Trauma can live on in the nervous system long after consciousness has understood it. Intimacy, vulnerability and physical touch can unconsciously trigger protective responses – fight, flight or freeze. For many women, this manifests as avoidance, low desire, or difficulty staying present during sex.
What about medication?
Many women wonder whether their medications are to blame for decreased libido or even decreased sexual desire. And sometimes they actually play a role. Certain antidepressants, particularly SSRIs, are known to affect libido, arousal, and orgasm. Medications used to stabilize anxiety and mood can also have sexual side effects. ADHD medications, on the other hand, rarely have sexual side effects. If you suspect that your medication is affecting your sex life, it’s worth having a conversation with your prescriber. There are often adjustments or alternatives that can help.
Regain sexual desire
If you see yourself in any of these patterns, know that you are not alone and that there is a way forward.
First, ask yourself:
- How does my nervous system function most of the day? Is it overactivated, underactivated, or scattered?
- Do I feel safe, present and connected in my body?
- What emotional weight am I carrying that might crowd out the desire?

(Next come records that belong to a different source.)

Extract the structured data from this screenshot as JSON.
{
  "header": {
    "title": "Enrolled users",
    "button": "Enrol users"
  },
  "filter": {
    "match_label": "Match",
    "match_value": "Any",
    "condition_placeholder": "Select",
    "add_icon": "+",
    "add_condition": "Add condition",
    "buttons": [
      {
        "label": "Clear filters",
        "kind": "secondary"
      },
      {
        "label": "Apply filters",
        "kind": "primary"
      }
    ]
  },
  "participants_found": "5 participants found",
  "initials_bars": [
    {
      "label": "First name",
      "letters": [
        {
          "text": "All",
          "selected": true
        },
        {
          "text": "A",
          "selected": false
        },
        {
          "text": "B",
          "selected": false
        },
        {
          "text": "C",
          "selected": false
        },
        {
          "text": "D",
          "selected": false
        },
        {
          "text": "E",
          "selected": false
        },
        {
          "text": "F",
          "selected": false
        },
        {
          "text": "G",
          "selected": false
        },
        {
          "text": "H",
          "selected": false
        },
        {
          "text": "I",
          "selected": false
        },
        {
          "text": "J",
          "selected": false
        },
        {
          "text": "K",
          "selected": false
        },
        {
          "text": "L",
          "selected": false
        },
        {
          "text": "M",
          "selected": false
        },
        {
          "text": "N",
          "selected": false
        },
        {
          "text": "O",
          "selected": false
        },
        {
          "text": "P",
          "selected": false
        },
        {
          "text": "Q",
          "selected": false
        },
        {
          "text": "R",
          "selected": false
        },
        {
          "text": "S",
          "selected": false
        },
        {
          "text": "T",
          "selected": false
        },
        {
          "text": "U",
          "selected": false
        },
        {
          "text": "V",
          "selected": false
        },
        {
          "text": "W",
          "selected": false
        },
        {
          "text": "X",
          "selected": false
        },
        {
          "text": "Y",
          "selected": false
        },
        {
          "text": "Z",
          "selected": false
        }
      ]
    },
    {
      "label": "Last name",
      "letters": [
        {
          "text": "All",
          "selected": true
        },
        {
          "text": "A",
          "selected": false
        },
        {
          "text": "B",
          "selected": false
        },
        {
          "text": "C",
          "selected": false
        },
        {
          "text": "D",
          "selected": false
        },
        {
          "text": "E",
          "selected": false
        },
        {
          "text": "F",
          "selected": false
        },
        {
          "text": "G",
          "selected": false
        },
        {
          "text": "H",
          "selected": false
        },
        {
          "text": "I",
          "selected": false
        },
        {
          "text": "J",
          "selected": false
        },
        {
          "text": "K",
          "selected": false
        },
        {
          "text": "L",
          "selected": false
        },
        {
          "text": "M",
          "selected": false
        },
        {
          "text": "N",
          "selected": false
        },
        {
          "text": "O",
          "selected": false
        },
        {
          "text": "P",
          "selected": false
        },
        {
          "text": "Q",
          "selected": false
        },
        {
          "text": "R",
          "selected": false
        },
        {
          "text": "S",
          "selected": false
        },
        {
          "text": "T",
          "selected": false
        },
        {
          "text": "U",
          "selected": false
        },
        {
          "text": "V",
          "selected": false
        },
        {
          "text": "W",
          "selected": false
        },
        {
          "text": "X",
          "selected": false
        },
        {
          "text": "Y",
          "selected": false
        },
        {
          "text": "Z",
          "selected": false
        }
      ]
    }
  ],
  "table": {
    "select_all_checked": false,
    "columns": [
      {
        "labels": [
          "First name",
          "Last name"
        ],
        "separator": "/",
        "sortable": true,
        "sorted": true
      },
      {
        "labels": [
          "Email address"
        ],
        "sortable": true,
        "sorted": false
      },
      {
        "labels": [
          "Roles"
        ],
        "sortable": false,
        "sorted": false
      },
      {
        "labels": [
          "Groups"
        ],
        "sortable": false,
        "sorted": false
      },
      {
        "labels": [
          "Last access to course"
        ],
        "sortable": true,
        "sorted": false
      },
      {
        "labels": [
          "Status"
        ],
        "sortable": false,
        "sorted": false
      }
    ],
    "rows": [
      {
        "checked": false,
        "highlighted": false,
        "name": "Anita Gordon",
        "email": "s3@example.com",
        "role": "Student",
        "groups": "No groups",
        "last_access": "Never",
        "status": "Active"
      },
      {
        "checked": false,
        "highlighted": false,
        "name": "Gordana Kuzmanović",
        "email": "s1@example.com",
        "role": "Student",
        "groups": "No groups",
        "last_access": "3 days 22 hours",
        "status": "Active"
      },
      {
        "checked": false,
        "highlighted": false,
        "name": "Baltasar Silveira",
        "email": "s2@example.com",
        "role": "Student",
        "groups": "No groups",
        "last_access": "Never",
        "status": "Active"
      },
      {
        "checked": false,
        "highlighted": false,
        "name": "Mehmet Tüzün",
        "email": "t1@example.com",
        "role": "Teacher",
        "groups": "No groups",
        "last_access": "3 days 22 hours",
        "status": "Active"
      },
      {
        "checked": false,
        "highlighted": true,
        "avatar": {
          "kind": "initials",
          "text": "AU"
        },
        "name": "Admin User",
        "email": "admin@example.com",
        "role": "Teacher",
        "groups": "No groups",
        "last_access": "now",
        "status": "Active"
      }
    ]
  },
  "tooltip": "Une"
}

From there, small changes can make a significant difference:
- One of the most effective strategies is to allow for a transition period between the demands of the day and intimacy.
- Practice mindfulness or grounding to help your body calm down.
- Communicate openly with your partner about what you are experiencing.
- Seek support from a therapist who is knowledgeable about both mental health and sexuality.
Desire does not exist in a vacuum. It is a reflection of your inner world – your stress, your emotional state, your sense of security and your ability to be present. The good news is that when you start taking care of your mental health, the desire often returns – not as an achievement, but as a natural consequence of feeling more like yourself again.